Я шел по знакомым улицам родного Харькова, наслаждаясь теплой летней погодой и счастливыми лицами людей, спешащих мне навстречу. Фашисты город снесли почти до самого основания, почти везде, словно зияющие раны виднелись шрамы прошедшей войны: глубокие воронки, покореженные деревья, разбитые трамвайные пути, старые, еще дореволюционной постройки дома зияли глубокими оконными провалами.

Мы победили! Победили в самой ужасной и страшной войне, которую знало человечество, но только здесь, в давно уже мирном городе я ощутил, насколько высокую цену наш народ заплатил за эту победу.

Мы победили! И я смеял надеяться, что для победы сделал все, что мог. Узкий генеральский мундир с синими погонами мне шел. Медали позвякивали при ходьбе, заставляя на моложавого мужчину оборачиваться пробегающих мимо девчат.

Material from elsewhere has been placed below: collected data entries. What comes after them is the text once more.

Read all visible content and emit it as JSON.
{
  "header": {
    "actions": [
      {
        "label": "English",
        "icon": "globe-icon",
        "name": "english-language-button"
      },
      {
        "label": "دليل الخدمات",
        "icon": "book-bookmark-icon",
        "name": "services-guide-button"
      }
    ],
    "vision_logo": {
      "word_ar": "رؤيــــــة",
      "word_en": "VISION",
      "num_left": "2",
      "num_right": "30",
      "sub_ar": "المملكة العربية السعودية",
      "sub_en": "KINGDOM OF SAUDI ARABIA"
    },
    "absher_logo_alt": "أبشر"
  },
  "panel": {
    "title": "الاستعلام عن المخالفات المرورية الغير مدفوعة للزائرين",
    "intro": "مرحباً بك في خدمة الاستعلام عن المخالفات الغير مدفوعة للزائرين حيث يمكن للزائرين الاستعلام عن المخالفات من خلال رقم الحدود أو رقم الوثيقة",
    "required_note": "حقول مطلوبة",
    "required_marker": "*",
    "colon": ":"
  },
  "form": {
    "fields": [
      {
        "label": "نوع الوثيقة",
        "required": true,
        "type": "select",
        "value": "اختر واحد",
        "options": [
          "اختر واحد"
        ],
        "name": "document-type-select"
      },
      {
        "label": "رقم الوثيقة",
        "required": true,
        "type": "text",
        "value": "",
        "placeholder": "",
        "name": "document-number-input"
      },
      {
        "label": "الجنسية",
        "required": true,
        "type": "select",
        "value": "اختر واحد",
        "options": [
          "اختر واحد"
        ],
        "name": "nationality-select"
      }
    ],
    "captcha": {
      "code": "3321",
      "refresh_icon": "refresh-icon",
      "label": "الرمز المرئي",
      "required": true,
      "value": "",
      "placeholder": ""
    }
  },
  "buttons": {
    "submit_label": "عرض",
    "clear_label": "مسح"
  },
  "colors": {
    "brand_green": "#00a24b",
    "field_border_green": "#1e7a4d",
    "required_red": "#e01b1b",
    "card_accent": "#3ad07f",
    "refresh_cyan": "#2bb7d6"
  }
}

Мы победили! А значит совсем скоро наладится мирная жизнь, снова заработают заводы, фабрики. Отстроятся заново дома и аптеки, снова на улицах будет слышится детский смех, снова заработает парк Горького, и понесут качели веселые довольные жизнью молодые парочки куда-то в синею безоблачную высь, навсегда забывшую о гуле бомбардировщиков. А пройдет пару десятков лет, и те ужасы, которое испытало наше поколения будут вспоминать, как страшный сон, затрется память о героях и человеческом подвиге в череде новых событий и испытаний, померкнет слава людей, отдавших жизнь за свое Отечество.

Что я тут делаю, спросите вы, мой уважаемый читатель? Служу…Потому как больше ни черта делать-то и не умею. После окончания войны и полной капитуляции Германии меня после небольшого отпуска по ранению направили в Харьков возглавить местное Управление наркомата внутренних дел. Надоело мне скитаться без кола и двора по заграницам, представляясь чужим именем и живя чужой жизнью, потому и сам попросил о переводе на более спокойную работу.

И сердце словно отжило…Мир снова заиграл яркими красками, стало дышаться легче. Дома всегда легче! Ноги сами свернули на липовую аллею возле дома, где когда-то я впервые поцеловал Валентину. Лип, конечно, уже не было вовсе. Войну они не пережили. Лишь корявые могучие пни говорили о том, что когда-то здесь росли деревья. Ничего, скоро здесь будет город-сад! Лучший город страны!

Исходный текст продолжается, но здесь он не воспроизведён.